- Matildaville Location within Northern Virginia Matildaville Location within Virginia Matildaville Location within the United States
- Coordinates: 38°59′50″N 77°15′46″W﻿ / ﻿38.99722°N 77.26278°W
- Country: United States
- State: Virginia
- County: Fairfax
- Time zone: UTC-5 (Eastern (EST))
- • Summer (DST): UTC-4 (EDT)

= Matildaville, Virginia =

Matildaville is a ghost town located along the Patowmack Canal near present day Great Falls, Virginia, United States. It was named for the wife of Light Horse Harry Lee, on 40 acres of land owned at the time by Bryan Fairfax, 8th Lord Fairfax of Cameron, and served as headquarters for the Patowmack Company from 1785 until 1799. Now, all that remains of the town are a series of ruins on the grounds of Great Falls Park.

==History==

Although both the Maryland and Virginia legislatures issued charters for the Patowmack Company in 1785, and George Washington became its first president (as well as owner of 50 shares of stock), the Virginia General Assembly did not issue a charter for this town until 1790. Its first trustees were: George Gilpin, Albert Russell, Josiah Clapham, Richard Bland Lee, Leven Powell and Samuel Love. It began as a staging and headquarters area for construction of the canal. At its height the town included the residence of the Patowmack Canal Company superintendent, a market, grist mill, sawmill, foundry, inn, ice house, workers' barracks, boarding houses, and other homes. Boatman and passengers stopped to wait their turn through the locks.

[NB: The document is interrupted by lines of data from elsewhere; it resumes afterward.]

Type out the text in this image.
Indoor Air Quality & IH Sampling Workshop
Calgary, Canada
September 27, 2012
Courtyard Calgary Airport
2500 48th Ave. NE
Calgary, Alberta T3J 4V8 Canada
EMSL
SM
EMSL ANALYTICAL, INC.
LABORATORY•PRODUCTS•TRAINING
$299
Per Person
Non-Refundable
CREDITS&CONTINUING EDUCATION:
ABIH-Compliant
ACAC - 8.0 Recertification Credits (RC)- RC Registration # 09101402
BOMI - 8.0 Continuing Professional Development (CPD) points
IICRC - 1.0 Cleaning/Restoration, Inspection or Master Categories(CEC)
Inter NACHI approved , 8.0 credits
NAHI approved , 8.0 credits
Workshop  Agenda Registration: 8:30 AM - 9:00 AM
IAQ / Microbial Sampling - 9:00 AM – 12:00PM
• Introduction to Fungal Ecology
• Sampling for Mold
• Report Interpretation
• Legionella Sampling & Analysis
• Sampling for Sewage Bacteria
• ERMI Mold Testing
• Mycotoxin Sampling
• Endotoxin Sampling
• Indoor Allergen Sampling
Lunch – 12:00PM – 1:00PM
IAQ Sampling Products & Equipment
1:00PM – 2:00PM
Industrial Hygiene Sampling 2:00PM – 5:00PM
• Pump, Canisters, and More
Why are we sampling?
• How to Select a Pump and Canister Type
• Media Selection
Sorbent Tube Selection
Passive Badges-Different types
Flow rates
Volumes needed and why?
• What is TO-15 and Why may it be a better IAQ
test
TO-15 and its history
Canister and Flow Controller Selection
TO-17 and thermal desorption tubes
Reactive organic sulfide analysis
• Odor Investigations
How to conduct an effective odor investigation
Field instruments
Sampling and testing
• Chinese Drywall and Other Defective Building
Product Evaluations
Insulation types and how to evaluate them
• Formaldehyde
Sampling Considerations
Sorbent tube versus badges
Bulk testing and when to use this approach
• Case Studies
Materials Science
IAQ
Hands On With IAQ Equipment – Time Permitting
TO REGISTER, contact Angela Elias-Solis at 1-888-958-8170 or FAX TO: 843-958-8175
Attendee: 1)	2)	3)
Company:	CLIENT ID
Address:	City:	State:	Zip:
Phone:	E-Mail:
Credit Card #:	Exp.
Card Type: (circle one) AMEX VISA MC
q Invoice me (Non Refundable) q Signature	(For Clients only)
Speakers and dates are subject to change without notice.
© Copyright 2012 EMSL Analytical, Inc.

Although the canal which ultimately opened up the Ohio River Valley for development was a lifelong dream of George Washington, the President died two years before completion of this first section. In 1802, the Patowmack Company finished a series of five canals and locks (including the Patowmack Canal) which enabled flat-bottomed boats poled like gondolas to skirt the falls of the Potomac River, and in 1807 it collected $15,000 in tolls. However, its construction costs greatly exceeded estimates and it never became a financial success. In 1821 a joint committee appointed by the Virginia and Maryland legislatures recommended that its charter be revoked, though instead it merged into the newly organized Chesapeake and Ohio Canal Company in 1828.

An attempt to reinvent the town as a textile manufacturing center, modeled after the town of Lowell, Massachusetts, was made in 1839 by the Great Falls Manufacturing Company. The Company purchased the Patowmack Canal land at Great Falls, along with several town lots. In 1839, the town was re-chartered as South Lowell. However, in 1853, Congress granted the U.S. government power to condemn land in order to construct an aqueduct. In 1858, the government filed a lawsuit to shut the mills, which shareholders and the State of Virginia contested for four decades, by which time the Civil War had ended and the manufacturing enterprise long closed.

Tourists and local fisherman at Great Falls frequently dined and lodged at one of the town's taverns. Dickey's Tavern, constructed c. 1797, claimed to have hosted every U.S. President from George Washington to Theodore Roosevelt and was the last remaining building in Matildaville before a fire destroyed it in 1950.